The question J. Grabowski, M. Rotkiewicz and I asked was ‘how can we superise a (purely even) graded manifold?’ We propose an interesting solution in our latest preprint Superisation of graded manifolds. |

We start with the problem of passing from a particular ‘species’ of graded manifold, known as graded bundles [1]. Graded bundles are non-negatively graded (purely even) manifolds for which the grading is associated with a smooth action of the multiplicative monoid of reals. Such graded manifolds have a well defined structure, nice topological properties and a well defined differential calculus. For these reason we decided that this special class of graded manifold should be the starting place.

Moreover, any vector bundle structure can be encoded in a regular action of the monoid of multiplicative reals. A graded bundle is a ‘vector bundle’ for which we relax the condition of being regular. As everyone knows, the parity reversion functor takes a vector bundle (the total space of) and produces a linearly fibred supermanifold. This functor just declares the fibre coordinates of the vector bundle (in the category of smooth manifolds) to be Grassmann odd. Importantly, one can ‘undo’ this superisation by once again shifting the Grassmann parity of the fibre coordinates. Thus, the parity reversion functor acting on purely even vector bundles is an inconvertible functor and we establish a categorical equivalence between vector bundles and linearly fibred supermanifolds.

**Passing to graded bundles**

However, such a direct functor cannot exist for graded bundles. Graded bundles are not ‘linear objects’, the changes of non-zero weight local coordinates are polynomial. Simply declaring some coordinates to be Grassmann odd is not going to produce an invertible functor: we have nilpotent elements and now terms that are skew-symmetric which by contraction with symmetric terms in the transformation laws will vanish. In short, some information about the changes of local coordinates is going to be lost when we superise by brute force. We do obtain a functor that takes a graded bundle and produces a supermanifold, but we cannot go back!

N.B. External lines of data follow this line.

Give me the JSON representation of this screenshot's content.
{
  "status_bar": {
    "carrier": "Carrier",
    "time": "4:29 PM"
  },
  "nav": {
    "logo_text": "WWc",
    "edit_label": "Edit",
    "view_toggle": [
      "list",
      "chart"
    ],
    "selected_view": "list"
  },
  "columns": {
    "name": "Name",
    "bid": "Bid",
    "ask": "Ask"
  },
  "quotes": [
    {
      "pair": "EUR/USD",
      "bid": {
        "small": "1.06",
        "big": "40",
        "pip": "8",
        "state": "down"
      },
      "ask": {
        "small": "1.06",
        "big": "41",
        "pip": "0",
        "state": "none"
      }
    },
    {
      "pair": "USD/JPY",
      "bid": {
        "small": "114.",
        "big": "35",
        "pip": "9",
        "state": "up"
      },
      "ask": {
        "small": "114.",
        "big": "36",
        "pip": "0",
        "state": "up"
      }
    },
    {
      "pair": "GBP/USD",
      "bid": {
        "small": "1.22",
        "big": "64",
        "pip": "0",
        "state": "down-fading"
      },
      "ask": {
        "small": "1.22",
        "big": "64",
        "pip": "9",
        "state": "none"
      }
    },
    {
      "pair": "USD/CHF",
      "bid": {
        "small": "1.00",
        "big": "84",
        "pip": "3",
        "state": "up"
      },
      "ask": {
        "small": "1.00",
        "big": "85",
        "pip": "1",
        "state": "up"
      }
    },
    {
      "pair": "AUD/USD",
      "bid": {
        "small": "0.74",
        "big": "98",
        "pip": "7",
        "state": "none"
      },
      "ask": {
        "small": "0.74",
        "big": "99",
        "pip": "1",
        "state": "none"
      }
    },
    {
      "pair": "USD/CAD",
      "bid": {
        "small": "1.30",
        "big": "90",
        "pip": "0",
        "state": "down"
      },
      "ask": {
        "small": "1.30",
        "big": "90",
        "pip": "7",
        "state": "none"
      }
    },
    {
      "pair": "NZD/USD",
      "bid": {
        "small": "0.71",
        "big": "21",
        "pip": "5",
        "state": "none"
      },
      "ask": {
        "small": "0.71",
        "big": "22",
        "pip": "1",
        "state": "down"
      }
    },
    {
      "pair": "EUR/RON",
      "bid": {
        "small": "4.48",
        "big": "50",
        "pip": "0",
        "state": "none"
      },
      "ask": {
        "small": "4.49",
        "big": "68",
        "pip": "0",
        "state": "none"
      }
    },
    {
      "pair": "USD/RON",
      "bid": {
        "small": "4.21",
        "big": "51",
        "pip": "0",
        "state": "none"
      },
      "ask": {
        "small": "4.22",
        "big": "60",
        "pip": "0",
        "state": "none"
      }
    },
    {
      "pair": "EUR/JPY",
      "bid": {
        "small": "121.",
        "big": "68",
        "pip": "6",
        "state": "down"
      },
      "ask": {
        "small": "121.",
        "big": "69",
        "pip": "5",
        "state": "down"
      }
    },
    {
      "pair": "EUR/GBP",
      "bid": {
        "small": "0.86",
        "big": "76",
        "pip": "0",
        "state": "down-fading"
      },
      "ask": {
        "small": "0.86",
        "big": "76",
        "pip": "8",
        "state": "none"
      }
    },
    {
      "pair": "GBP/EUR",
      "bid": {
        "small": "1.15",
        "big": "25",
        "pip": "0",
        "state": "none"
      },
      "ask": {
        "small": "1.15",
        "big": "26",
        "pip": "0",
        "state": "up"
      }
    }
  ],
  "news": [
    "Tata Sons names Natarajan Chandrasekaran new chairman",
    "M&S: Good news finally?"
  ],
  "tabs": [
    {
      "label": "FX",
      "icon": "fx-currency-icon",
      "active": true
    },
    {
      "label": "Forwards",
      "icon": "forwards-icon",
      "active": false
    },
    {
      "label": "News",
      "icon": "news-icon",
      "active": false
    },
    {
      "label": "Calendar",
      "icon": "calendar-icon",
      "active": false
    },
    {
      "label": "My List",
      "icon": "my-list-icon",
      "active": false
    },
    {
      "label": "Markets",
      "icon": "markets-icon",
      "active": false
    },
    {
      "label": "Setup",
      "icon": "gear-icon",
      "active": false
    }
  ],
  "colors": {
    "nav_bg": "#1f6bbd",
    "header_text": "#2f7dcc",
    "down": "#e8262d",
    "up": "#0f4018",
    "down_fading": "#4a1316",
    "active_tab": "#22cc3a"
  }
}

Any meaningful ‘superisation’ of a graded bundle must be in terms of an invertible functor and allow us to establish a categorical equivalence between the category of graded bundles and some subcategory of the category of supermanifolds (or some other ‘super-objects’).

Our solution to this conundrum is a two stage plan of attack: first fully linearise and then superise.

**Full linearisation**

First we fully linearise a graded bundle by repeated application of the linearisation functor [2]. In this way we get a functor that takes a graded bundle of degree k and produces a k-fold vector bundle. In the paper we characterise this functor and make several interesting observations, especially in relation to the degree two case.

The basic idea of the full linearisation is that we polarise the polynomial changes of local coordinates. That is, we add more and more local coordinates in such a way as to fully linearise the changes of coordinates. We do this by repeated application of the tangent functor and substructures thereof. We also have an inverse procedure of diagonalisation, which allows us to ‘undo’ the full linearsation.

As a k-fold vector bundle is ‘multi-linear’ we can superise it!

**Standard superisation**

Following Voronov [3], we can apply the standard parity reversion functor to a k-fold vector bundle in each ‘direction’ and obtain a supermanifold. Thus, by fully linearising a graded bundle and then application of the parity reversion functor in each ‘direction’ we obtain a supermanifold.

However, this procedure is not really unique: one obtains different functors depending on which order each parity reversion functor is applied. These different functor are of course related by a natural transformation, so there is no deep problem here. However, when we consider just vector bundles the parity reversion functor works perfectly and we have no ambiguities in our choice of functor. This suggest that we can do something better for k-fold vector bundles and our superisation of graded bundles.

**Higher supermanifolds**

Instead of using standard supermanifolds we can employ \(\mathbb{Z}_{2}^{k}\)-supermanifolds [4]. It is known from [4] that these ‘higher supermanifolds’ offer a neat way to superise k-fold vector bundles without any ambiguities. Thus, in our paper we apply this higher superisation to the lineariastion of a graded bundle.

In short, we can in a functorial and invertible way associate a \(\mathbb{Z}_{2}^{k}\)-supermanifold with a graded bundle answering our opening question.

**References**

[1] J. Grabowski & M. Rotkiewicz, Graded bundles and homogeneity structures, *J. Geom. Phys.* **62** (2012), no. 1, 21–36.

[2] A.J. Bruce, K. Grabowska & J. Grabowski, Linear duals of graded bundles and higher analogues of (Lie) algebroids, arXiv:1409.0439 [math-ph], (2014).

[3] Th.Th. Voronov, Q-manifolds and Mackenzie theory, *Comm. Math. Phys.* **315** (2012), no. 2, 279-310.

[4] T. Covolo, J. Grabowski & N. Poncin, \(\mathbb{Z}_{2}^{n}\)-Supergeometry I: Manifolds and Morphisms, arXiv:1408.2755[math.DG], (2014).